Armchairanarchist · 09/10/2018 16:00

Lower breast feeding rates??!!
Tell that to my son, who BF for two years next time he goes into anaphylaxis!

Ali1cedowntherabbithole · 09/10/2018 16:10

I lived in a rural market town during the 70's and DM used to buy peanut butter in either the Co-op or Civils. it really wasn't exotic. Peanuts were also a staple food at kids parties, something that just doesn't happen now.

abacucat · 09/10/2018 16:13

Agree peanuts, or monkey nuts as we used to call them, were seen as kids food.
Maybe I lived somewhere very backward in terms of food then.

mehithappens · 09/10/2018 18:12

If you breast fed then surely baby is exposed to egg nuts etc before weaning. So waiting til 6 months to wean wouldn't be an issue ?!

CountFosco · 15/10/2018 12:36

If you breast fed then surely baby is exposed to egg nuts etc before weaning. So waiting til 6 months to wean wouldn't be an issue ?!
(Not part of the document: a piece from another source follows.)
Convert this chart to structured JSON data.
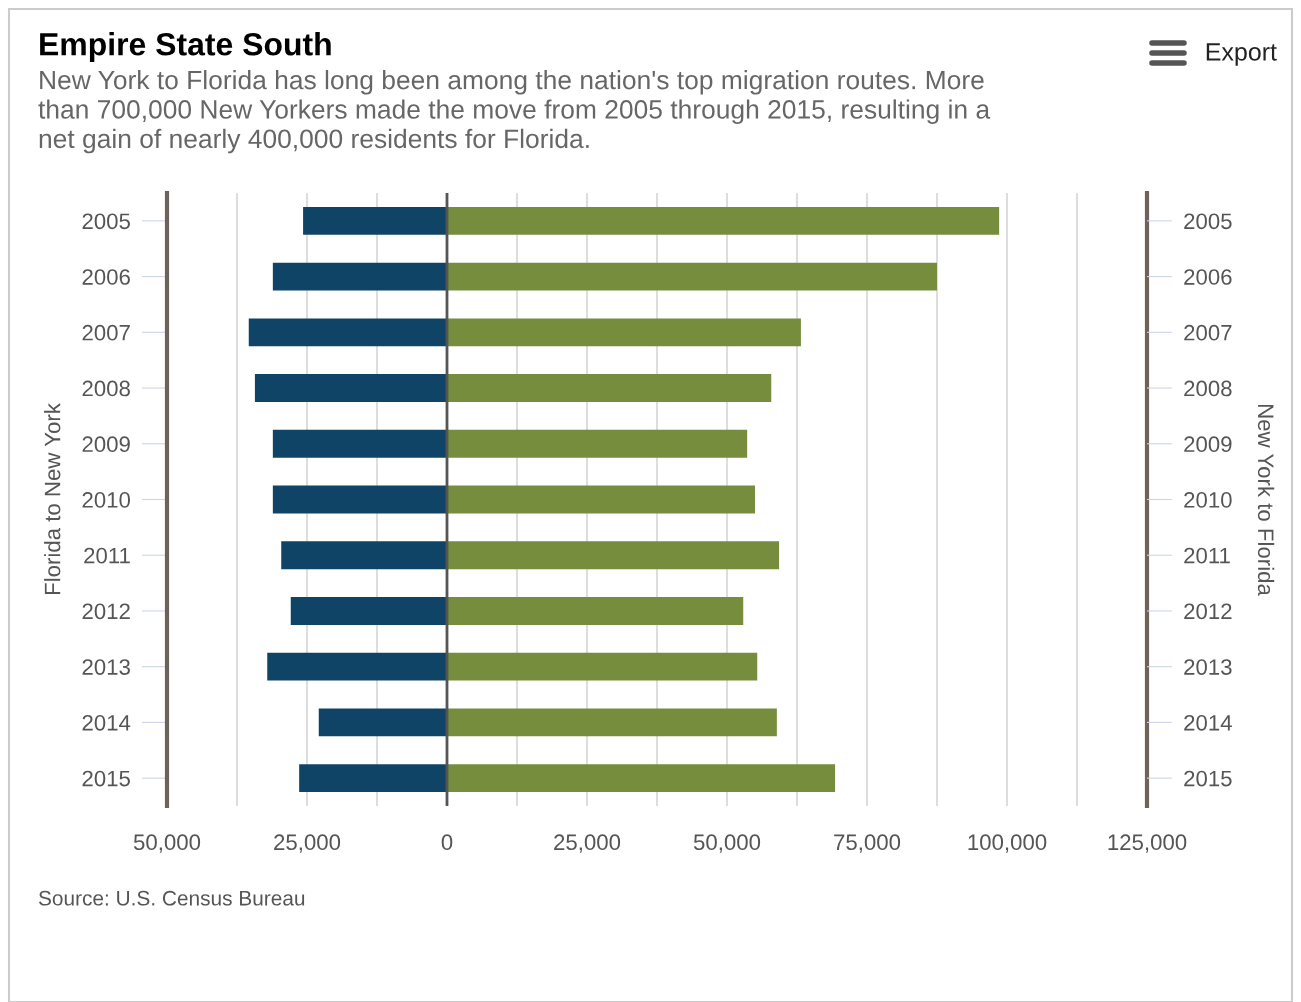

Not necessarily. DS was EBF until he was 6 months, we had no idea he had any allergies until he had cheese at 7 months and had a massive eczema flare up and a swollen lip. Same with egg which he had a week or so later.

It's not as simple as 'you BF you don't get allergies, you FF you don't'. DS had food allergies as an infant and environmental ones now. DH's family all have atopic disease including BIL who had CMPA as an infant (as was considered good practice in the 70s in MILs home country he was BF for about 2 months then formula was introduced). DS was also a late preemie so again, more likely to have atopic disease. EBF made the CMPA easier to identify because he didn't react to my milk but with that history his allergies are not a surprise.